Correlation Between CDN IMPERIAL and VULCAN MATERIALS
Can any of the company-specific risk be diversified away by investing in both CDN IMPERIAL and VULCAN MATERIALS at the same time? Although using a correlation coefficient on its own may not help to predict future stock returns, this module helps to understand the diversifiable risk of combining CDN IMPERIAL and VULCAN MATERIALS into the same portfolio, which is an essential part of the fundamental portfolio management process.
By analyzing existing cross correlation between CDN IMPERIAL BANK and VULCAN MATERIALS, you can compare the effects of market volatilities on CDN IMPERIAL and VULCAN MATERIALS and check how they will diversify away market risk if combined in the same portfolio for a given time horizon. You can also utilize pair trading strategies of matching a long position in CDN IMPERIAL with a short position of VULCAN MATERIALS. Check out your portfolio center. Please also check ongoing floating volatility patterns of CDN IMPERIAL and VULCAN MATERIALS.

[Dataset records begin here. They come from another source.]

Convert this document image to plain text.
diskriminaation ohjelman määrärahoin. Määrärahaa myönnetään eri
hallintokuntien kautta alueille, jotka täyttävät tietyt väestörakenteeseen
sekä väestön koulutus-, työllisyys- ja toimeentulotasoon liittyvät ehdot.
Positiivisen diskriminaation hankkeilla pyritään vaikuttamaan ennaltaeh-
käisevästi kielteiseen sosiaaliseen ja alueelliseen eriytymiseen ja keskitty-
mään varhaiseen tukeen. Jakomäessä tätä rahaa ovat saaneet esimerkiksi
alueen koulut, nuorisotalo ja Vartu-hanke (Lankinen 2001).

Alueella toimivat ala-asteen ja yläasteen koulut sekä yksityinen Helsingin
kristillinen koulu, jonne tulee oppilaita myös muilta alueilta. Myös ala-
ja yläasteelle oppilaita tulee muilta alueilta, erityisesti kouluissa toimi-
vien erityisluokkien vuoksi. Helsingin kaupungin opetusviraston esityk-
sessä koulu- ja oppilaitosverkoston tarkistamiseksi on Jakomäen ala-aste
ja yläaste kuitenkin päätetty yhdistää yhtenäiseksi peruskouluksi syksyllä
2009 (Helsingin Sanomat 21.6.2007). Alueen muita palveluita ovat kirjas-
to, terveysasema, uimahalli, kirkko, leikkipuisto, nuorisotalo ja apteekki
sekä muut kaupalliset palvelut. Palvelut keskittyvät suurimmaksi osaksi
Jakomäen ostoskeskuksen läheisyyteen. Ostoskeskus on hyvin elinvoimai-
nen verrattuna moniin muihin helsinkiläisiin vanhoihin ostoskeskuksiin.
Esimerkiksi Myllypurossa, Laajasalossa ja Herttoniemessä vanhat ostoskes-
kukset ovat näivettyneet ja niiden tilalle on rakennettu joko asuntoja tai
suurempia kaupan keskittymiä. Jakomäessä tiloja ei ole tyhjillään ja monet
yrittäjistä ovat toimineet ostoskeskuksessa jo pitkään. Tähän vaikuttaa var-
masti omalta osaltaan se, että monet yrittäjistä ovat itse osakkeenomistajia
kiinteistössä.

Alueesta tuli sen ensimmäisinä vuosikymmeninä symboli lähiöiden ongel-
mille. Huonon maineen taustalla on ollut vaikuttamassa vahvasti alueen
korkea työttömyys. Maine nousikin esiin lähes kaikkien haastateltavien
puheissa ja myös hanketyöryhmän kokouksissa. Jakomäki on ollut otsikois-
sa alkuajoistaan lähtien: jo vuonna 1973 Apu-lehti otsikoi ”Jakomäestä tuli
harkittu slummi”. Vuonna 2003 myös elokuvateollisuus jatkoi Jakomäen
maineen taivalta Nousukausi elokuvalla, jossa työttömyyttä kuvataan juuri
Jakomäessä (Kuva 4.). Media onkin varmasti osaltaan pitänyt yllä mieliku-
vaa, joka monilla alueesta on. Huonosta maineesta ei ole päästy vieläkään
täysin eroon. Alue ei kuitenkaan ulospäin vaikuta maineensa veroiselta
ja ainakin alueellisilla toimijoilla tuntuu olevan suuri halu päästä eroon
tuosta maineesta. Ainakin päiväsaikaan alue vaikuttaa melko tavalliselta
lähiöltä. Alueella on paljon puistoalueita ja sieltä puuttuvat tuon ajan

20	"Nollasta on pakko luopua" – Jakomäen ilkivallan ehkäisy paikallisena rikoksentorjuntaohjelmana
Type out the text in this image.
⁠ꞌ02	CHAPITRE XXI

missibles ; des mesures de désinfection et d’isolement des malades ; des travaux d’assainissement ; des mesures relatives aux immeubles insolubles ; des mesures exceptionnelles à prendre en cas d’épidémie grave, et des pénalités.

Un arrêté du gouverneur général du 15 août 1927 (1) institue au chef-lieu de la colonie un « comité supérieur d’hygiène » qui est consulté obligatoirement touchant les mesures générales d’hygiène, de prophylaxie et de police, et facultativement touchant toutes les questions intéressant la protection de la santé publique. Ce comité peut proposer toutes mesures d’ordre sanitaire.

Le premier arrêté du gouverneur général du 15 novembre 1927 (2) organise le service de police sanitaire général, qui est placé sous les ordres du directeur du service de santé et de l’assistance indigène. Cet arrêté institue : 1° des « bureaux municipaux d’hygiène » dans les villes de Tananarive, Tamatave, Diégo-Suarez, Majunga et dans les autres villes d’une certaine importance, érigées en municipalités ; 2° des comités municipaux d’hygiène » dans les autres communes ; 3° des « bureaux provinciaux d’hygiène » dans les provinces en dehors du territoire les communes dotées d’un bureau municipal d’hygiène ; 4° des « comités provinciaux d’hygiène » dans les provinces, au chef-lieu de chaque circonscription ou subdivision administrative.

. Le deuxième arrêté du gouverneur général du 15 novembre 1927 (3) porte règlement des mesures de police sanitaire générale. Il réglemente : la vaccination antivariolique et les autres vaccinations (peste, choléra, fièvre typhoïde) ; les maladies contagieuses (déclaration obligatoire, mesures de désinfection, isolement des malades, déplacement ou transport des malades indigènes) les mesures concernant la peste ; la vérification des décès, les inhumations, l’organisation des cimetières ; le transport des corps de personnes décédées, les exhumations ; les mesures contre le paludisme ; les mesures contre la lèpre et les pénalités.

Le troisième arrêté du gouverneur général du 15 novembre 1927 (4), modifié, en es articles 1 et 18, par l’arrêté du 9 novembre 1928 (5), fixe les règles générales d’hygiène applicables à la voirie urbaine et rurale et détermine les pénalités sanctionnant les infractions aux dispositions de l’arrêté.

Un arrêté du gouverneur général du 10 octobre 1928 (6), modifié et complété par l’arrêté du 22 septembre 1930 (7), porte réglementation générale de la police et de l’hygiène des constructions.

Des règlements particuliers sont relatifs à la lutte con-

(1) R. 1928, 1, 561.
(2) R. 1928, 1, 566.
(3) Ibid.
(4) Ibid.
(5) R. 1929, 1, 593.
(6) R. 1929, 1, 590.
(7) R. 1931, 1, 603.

Diversification Opportunities for CDN IMPERIAL and VULCAN MATERIALS
0.82 | Correlation Coefficient |
Very poor diversification
The 3 months correlation between CDN and VULCAN is 0.82. Overlapping area represents the amount of risk that can be diversified away by holding CDN IMPERIAL BANK and VULCAN MATERIALS in the same portfolio, assuming nothing else is changed. The correlation between historical prices or returns on VULCAN MATERIALS and CDN IMPERIAL is a relative statistical measure of the degree to which these equity instruments tend to move together. The correlation coefficient measures the extent to which returns on CDN IMPERIAL BANK are associated (or correlated) with VULCAN MATERIALS. Values of the correlation coefficient range from -1 to +1, where. The correlation of zero (0) is possible when the price movement of VULCAN MATERIALS has no effect on the direction of CDN IMPERIAL i.e., CDN IMPERIAL and VULCAN MATERIALS go up and down completely randomly.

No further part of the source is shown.